The Many Facets of Fassett
Since he began designing knitwear in the 1970s, Kaffe Fassett has helped put Rowan Yarns on the map, designed for Missoni and London designer Bill Gibb, and—most recently—for the Peruvian Collection catalog.

He is the first living textile artist to have a one-man show at the Victoria and Albert Museum (in 1988). Lately he has expanded his reach to include wallpapers, fabrics, and sets and costumes for the Royal Shakespeare Company.

Under the Covers
This book represents a distillation of some 30 years of Fassett's fiber career, with more than 190 of his most ingenious knitted color patterns photographed in swatch form and depicted in charts. With an artist's eye and yarn as his palette, Fassett paints intricate mosaics of color that dance before your eyes. He makes magic look easy.

Geometric Patterns
Fassett begins with geometric patterns—stripes, squares, triangles, diamonds, stars, and circles—that can often be easily committed to memory. This frees you up to experiment more with color without fear of losing your place in a chart.

If you're at a loss for how to apply these patterns to a design, Fassett recommends you begin with a long scarf sampler.

Freeflow Color
In the second chapter, Fassett breaks free with figurative patterns ranging from Mayan goddesses to flowers, fish, birds, cats, leaves, a Warhol-esque group of houses in different colors, and, my favorite, porcelain pots.

Charts
Here we get to the nitty gritty: the actual knitting charts for the designs. Almost all are completed in a simple stockinette stitch, and you'll quickly see that the designs themselves are relatively simple. Your own choice of colors is what adds to (or eliminates) the complexity.

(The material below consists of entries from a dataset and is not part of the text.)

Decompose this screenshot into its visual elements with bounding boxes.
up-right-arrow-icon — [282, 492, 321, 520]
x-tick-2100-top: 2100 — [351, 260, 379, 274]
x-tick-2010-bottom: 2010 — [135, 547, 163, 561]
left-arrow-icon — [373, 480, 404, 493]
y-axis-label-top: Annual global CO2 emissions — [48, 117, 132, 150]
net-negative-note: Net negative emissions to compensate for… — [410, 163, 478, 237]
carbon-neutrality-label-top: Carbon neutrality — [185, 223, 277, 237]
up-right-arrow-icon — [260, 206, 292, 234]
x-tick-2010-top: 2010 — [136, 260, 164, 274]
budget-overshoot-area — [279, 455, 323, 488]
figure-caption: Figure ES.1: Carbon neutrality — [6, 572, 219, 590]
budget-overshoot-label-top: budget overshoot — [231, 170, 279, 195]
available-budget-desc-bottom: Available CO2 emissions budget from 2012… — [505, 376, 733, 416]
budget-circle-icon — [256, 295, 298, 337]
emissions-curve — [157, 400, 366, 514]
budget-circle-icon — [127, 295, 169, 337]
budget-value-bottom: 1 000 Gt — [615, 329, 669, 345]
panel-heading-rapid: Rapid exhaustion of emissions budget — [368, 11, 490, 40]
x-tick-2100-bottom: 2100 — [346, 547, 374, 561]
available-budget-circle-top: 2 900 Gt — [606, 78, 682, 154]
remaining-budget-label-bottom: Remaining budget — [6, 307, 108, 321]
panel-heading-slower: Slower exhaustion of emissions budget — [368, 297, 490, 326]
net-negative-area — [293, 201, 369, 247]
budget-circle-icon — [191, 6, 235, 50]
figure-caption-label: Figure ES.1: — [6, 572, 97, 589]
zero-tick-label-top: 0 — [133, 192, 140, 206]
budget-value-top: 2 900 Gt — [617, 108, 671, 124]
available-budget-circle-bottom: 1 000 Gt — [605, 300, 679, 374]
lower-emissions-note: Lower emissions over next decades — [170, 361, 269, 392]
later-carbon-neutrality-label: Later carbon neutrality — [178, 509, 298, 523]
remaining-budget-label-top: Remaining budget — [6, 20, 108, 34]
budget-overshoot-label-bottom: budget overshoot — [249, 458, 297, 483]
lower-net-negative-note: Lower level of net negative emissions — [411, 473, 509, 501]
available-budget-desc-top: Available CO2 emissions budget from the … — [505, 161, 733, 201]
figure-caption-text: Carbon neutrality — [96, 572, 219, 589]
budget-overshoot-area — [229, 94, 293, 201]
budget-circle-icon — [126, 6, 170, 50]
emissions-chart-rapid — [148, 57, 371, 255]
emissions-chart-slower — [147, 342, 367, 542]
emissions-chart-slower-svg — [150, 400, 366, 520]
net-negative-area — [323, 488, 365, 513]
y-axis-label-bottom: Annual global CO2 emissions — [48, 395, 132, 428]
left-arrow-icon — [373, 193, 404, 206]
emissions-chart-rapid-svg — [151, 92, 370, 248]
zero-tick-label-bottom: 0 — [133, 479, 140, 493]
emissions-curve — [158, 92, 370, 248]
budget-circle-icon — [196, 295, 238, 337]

Almost as valuable as the charts are the notes Fassett provides for each design. He writes in a personal, conversational tone as if he were right in your living room. All charts are clearly printed and easy to enlarge by photocopy so you can mark them up without ruining your copy of this beautiful book.

Principles of Color
The fourth chapter delves deeper into the underlying principles of designing with color, including an insightful explanation of Fassett's own approach.

In choosing colors for your projects, he encourages you to look around you for inspiration—trees, flowers, paintings, porcelains, animals, you name it. He also gives some helpful tips on effective color combinations, showing one design in multiple colorways as an example.

The book ends with a brief explanation and illustration of the techniques you can use for your multicolored knitting.

A Must for Color Fans
My most prized used-bookstore find was a pristine hardback copy of Fassett's first book, Glorious Knitting. I've been a devoted fan ever since, although I lack the patience to embark upon any of his full-sized garment designs.

By separating color design from any particular garment, yarn, or needle size, Fassett has made a truly useful, flexible, and inspiring sourcebook that will get your creative juices flowing.